- DVD cover
- Directed by: Mani Bharathi
- Written by: Raja S. (dialogue)
- Screenplay by: Mani Bharathi
- Story by: Raja S.
- Produced by: M. Saravanan M. Balasubramanian M. S. Guhan B. Gurunath
- Starring: Shaam Sharmili
- Cinematography: Ramnath Shetty
- Edited by: V. Jaishankar
- Music by: Bharadwaj
- Production company: AVM Productions
- Release date: 1 May 2003;
- Running time: 139 minutes
- Country: India
- Language: Tamil

= Anbe Anbe =

Anbe Anbe is a 2003 Indian Tamil-language romantic drama film directed by Mani Bharathi. The film stars Shaam and Sharmili, while an ensemble supporting cast includes Vivek, Yugendran, M. N. Nambiar, Manorama, and Santhoshi. The music was composed by Bharadwaj. The film released on 1 May 2003 and opened to mixed reviews from critics. The film's plot is loosely based on the Hindi film Hum Aapke Hain Koun..! (1994).

== Plot ==
An extended family that includes two grandparents named Mahendra Bhoopathy and Vishali, their two sons and one daughter, and four grandchildren (including Cheenu and Shiva), and others come together for Mahendra Bhoopathy's 80th birthday. Mahendra Bhoopathy's and Vishali's daughter comes to see them after a long time. Their granddaughter has the name as her grandmother: Vishali.

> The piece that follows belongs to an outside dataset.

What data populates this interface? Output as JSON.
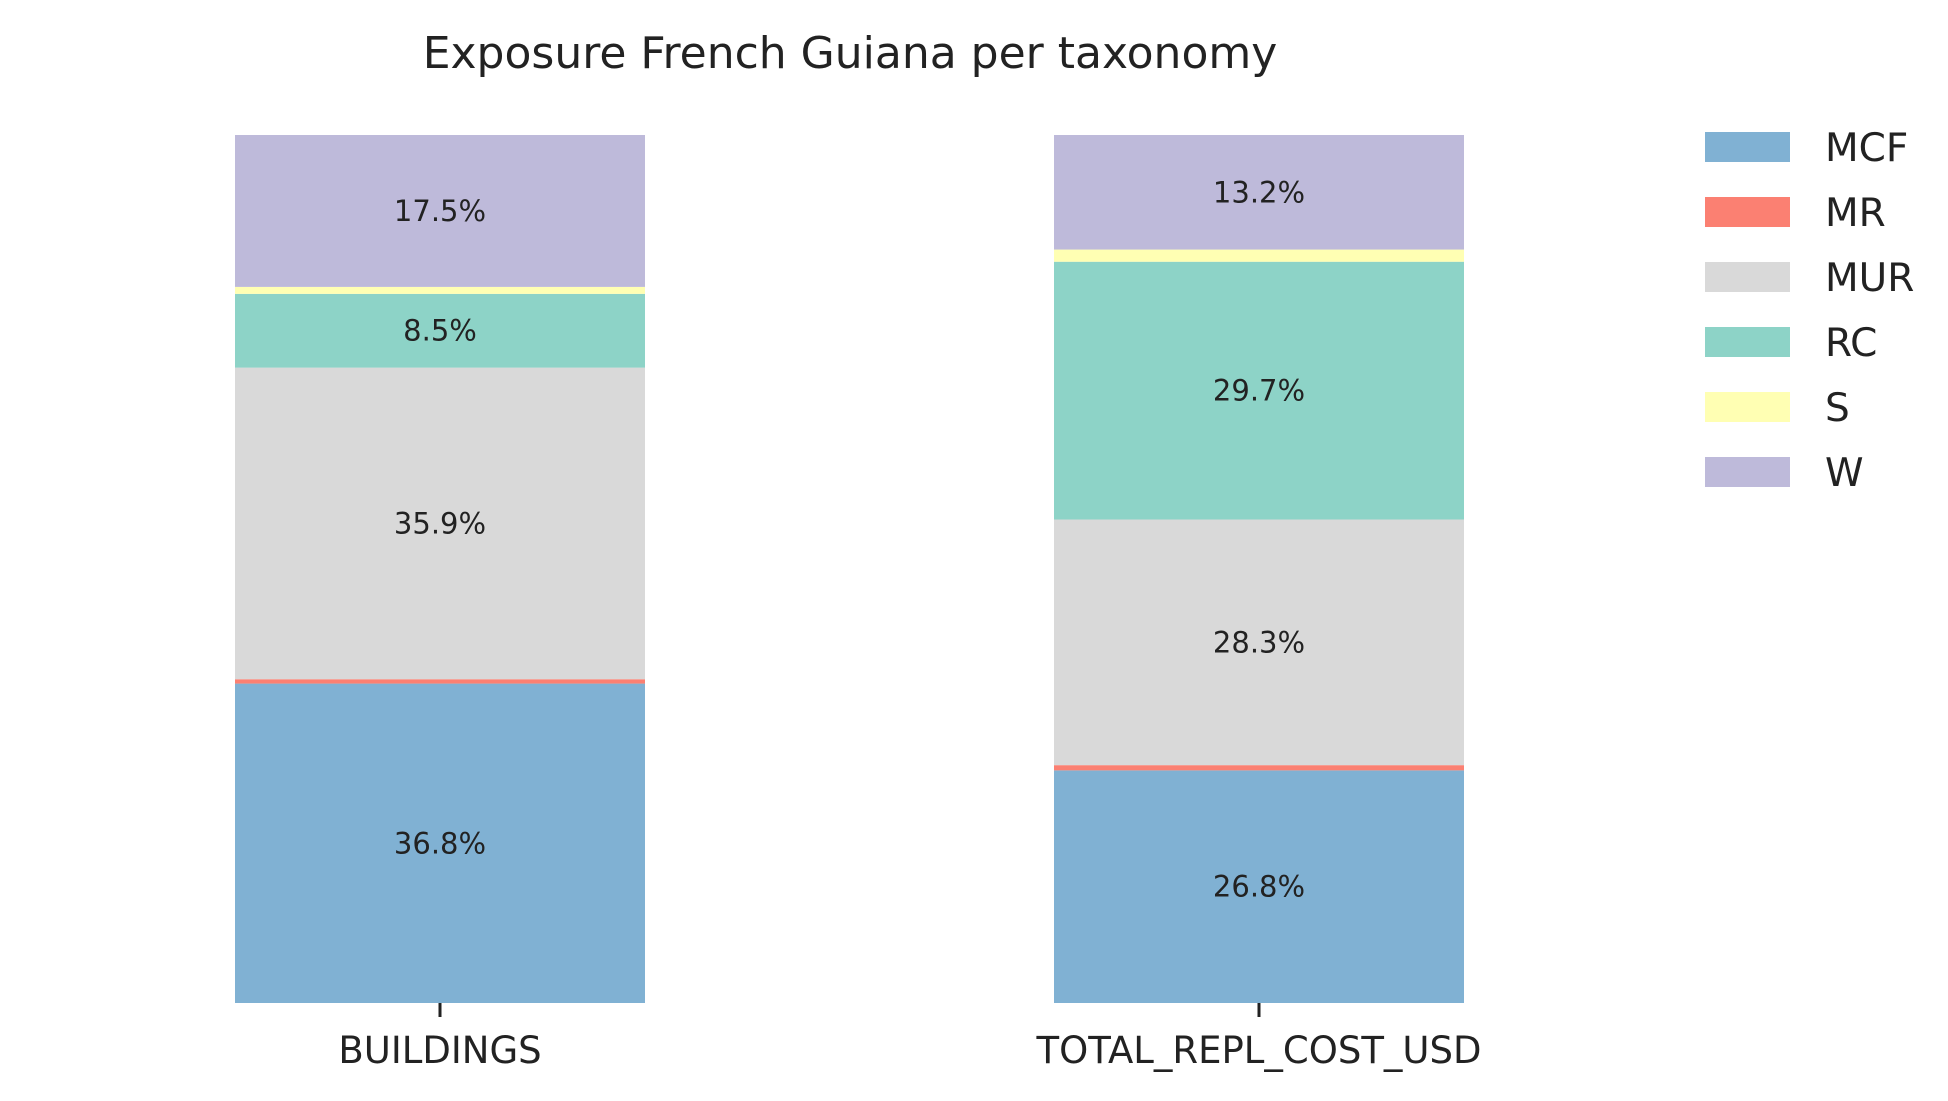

Issues arise due to greed from the son-in-law, his brother, and Cheenu's birth mother to get more than their appropriated share of the property. Further chaos ensues when the evil Shiva falls in love with the granddaughter Vishali, whom Cheenu is in love with. How the family is reunited and the problems are solved forms the rest of the plot.

== Production ==
Manibharati, who worked as an assistant to Mani Ratnam, Saran and Vasanth, announced that he was making a love story for AVM Productions. Shaam was signed on to play the lead role, which was initially titled as Romeo and Juliet. Actress Priyamani was approached for the project but she turned down the offer, meaning that Sharmelee was signed to play the lead role. The film's story was written by Sanjay Ram who went on to make films like Thoothukudi and Aadu Puli Aattam, he was credited as S. Raja. Shamelee, who had been studying for a computer degree, earlier signed Aasai Aasaiyai and the Telugu film Taarak before signing this film. Since the film was set in a large house with family, the unit located a bungalow at Pazhayakottai near Kangeyam where the film was shot and the filming was completed within 72 days.

==Soundtrack==
The soundtrack was composed by Bharadwaj. The soundtrack was released under the label of AVM audio. The audio cassettes were sold at the rate of ₹20 and CDs at the rate of 60. A preview show featuring only the songs were shown to journalists from which they were told to choose their favourite song.

| Song | Singers | Lyrics |
| "Anbe Anbe" | Hariharan, Sadhana Sargam | Palani Bharathi |
| "Idhudhan Santhoshama" | S. P. Balasubrahmanyam | Kalaikumar |
| "Malayala Karaiyoram" | Karthik | Na. Muthukumar |
| "Rettai Jadai Rakkamma" | T. L. Maharajan, Manikka Vinayagam, Swarnalatha, Srinivas, Manorama |
| "Roobanottil" | KK, Anuradha Sriram | Kabilan |
| "Vasthu Sasthiram" | S. P. Balasubrahmanyam, Malgudi Subha | Vaali |

==Reception==
Sify wrote "There is nothing new in the story and director Manibharathi has not been able to tell this weak story with conviction". Malini Mannath of Chennai Online opined that "Directed by debutant Mani Bharati, the film is an average entertainer, that can hardly boast of any freshness in the scripting or narrative style". Visual Dasan of Kalki praised the acting of Yugendran and Vivek's humour but panned the acting of Sharmilee and added though the inclusion of item songs in a family-oriented film feels unnecessary, Mani Bharathi's brisk direction keeps us edge of the seat till the end. Malathi Rangarajan of The Hindu wrote "At a time when the break up of the joint family system is almost complete, flicks such as these with a huge family of aunts, cousins, grandpa and the like are anachronistic. Yet scriptwriter and director Manibharati, takes you into a home where you witness an affectionate drama unfold — so what if there is nothing new about it. All the same, the real villain of the entire cinematic tale is the rather ludicrous climax". Cinesouth wrote "AVM might be happy about making a family based film after a masala film like 'Gemini', but they better not feel too smug about it. The film is nothing spectacular to talk about". The film failed commercially at box-office.